It’s 8:10 in the morning, and the air lands crisp and fresh on my face as I step off of the bus at the corner of De Los Indios and Avenida de los Constituyentes. The street is heavy with early morning traffic, and on the far side of the road stands a huge graffiti-covered cement wall that stretches as far as the eye can see. Fifty feet away I spot an entrance, a tuft of lush greenery peeking around the corner, urging me to step through the wall, away from the cars and the buses, the sprawling garbage and the broken sidewalks. A narrow road wends it’s way through thick green lawns dotted with patches of trees, a few buildings, and students stretched out or sitting, reading or playing guitar or talking and drinking mate. The sun dappled road draws me along, past the railroad tracks and down a small path to the right. In the hush of the tall grass and towering trees, the sounds of chirping crickets and birds fill my ears, and the smells that I left behind on the street, of garbage and urine, are replaced with freshly mowed grass and green leaves baking in the early morning sun. On my left I can see my destination, across long rows of hay and plants, a couple of green houses set well back from the path and the train tracks. After some mild confusion, I locate the rusty fence entryway, and pick my way along the edge of the farm toward the group of people gathered in front of a particularly worn-looking greenhouse.
I approach hesitantly and smile as I make sure I’m in the right place: “Esta es la huerta Pecohue?” “Sí, sí, bienvenidos!” A tiny woman with thick, dark curly hair steps forward to kiss my cheek and tell me her name. This is of course followed by the customary process of kissing every cheek and introducing myself to every person in the proximity, none of whose names I remember a moment after hearing them. An older woman with gray hair and a big toothy grin shoves a mate gourd in my hands before I even have a chance to put my backpack down, and I gulp down the sweetened mate, toasting my tongue in the process. Once I’ve had my mate and put my backpack down, I’m presented with two options – “pesado” (harder work) or not. Invigorated by the morning air, I choose the trabajo más pesado and am quickly rewarded with a small but heavy shovel and a thick pair of gloves. A small blonde woman who is also carrying a shovel and work gloves beckons me to follow her out into the field. There’s a small rectangle of broken ground, and she explains that we’re going to continue down the row, tearing up the grass, turning over the earth, breaking apart the clumps of dirt and extracting any roots that surface.

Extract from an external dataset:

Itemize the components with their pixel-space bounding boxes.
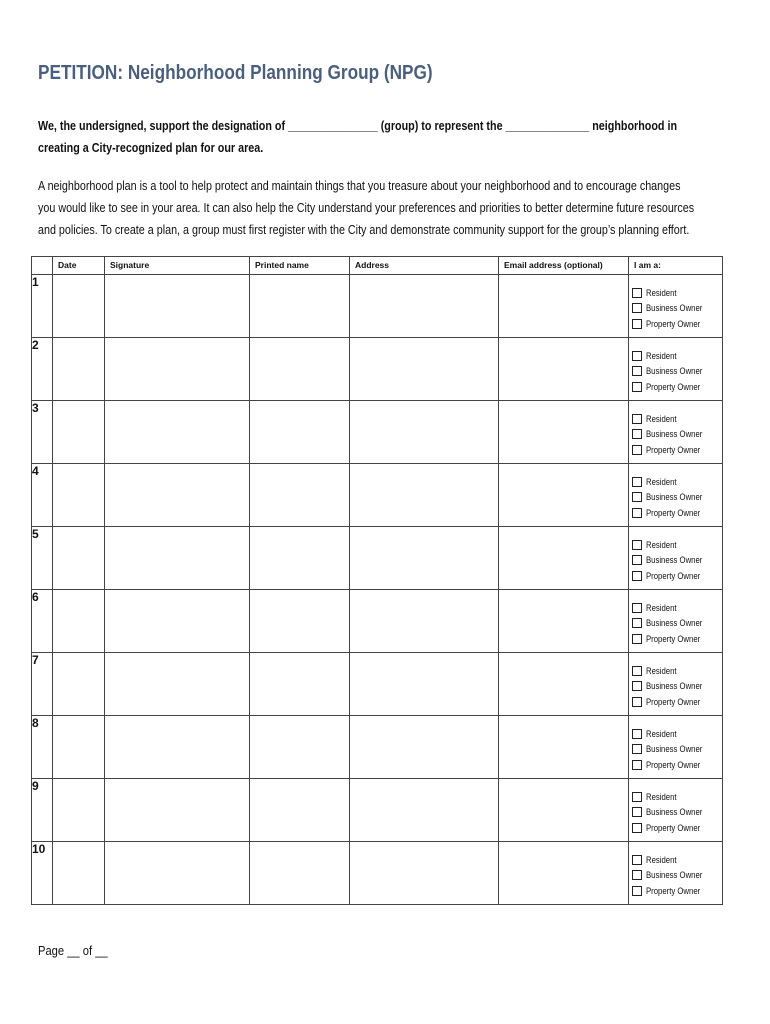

Work starts slowly here – a few digs of the shovel, and then a pause for more kisses and introductions as more people arrive, shovels in tow. A few more digs, and another pause to take some more sweet mate that the smiling older woman has come over to offer to us before she leaves. A couple more digs, and a pause to kiss her goodbye, hasta luego! And eventually, slowly, we get into a rhythm, using our feet to push the shovels deep into the earth, turning it over, stabbing at the clumps with the tip of the shovel, and we begin to talk. We’ve been joined by a couple of boys in their late teens, and they’re anxious to talk to the gringo. They take turns asking me questions about myself, trying to practice their English while I insist on responding in Spanish. One of them is studying literature at la UBA next year, and we talk about our favorite authors and genres. We’re all quickly bantering away, making jokes and helping each other with our respective second languages. They teach me some new phrases, “lunfardos” (Argentine slang) that I won’t learn from a class or a dictionary – toda piola (everything’s good), manzana (it’s obvious) and copado (cool). We’re chatting and digging through the earth together and two hours fly by before I even realize that the sun is beating down on the back of my neck and my arms are aching, beginning to strain under the weight of the shovel. Luckily these realizations hit just in time for our mate break. We gather together with the other group and everyone talks, laughs, drinks mate, eats snacks, and passes around whatever food or drink they have to offer. Another hour of watering and potting plants and my first day at the farm draws to close – I have class, and I can’t hide away in this secret garden any longer.
The ease of sliding into the routine at the farm and the comfort of being in the outdoors almost made me forget that there was another purpose besides helping out with the farm tasks. There are a few volunteers, but most of the others working at the farm are youths in vulnerable situations. The purpose of the work at the farm is largely socialization and integration for these 18 to 21-year-olds that struggle with labor and social integration. I come from a vastly different world from them, but hacking away at the same land under the heat of the midday sun seemed to make these differences interesting but trivial, fostering conversation rather than creating walls between us. The greatest thing is that these are people I would never have had the occasion to interact with outside of this organization, yet there we were, digging and cracking jokes side-by-side like old friends.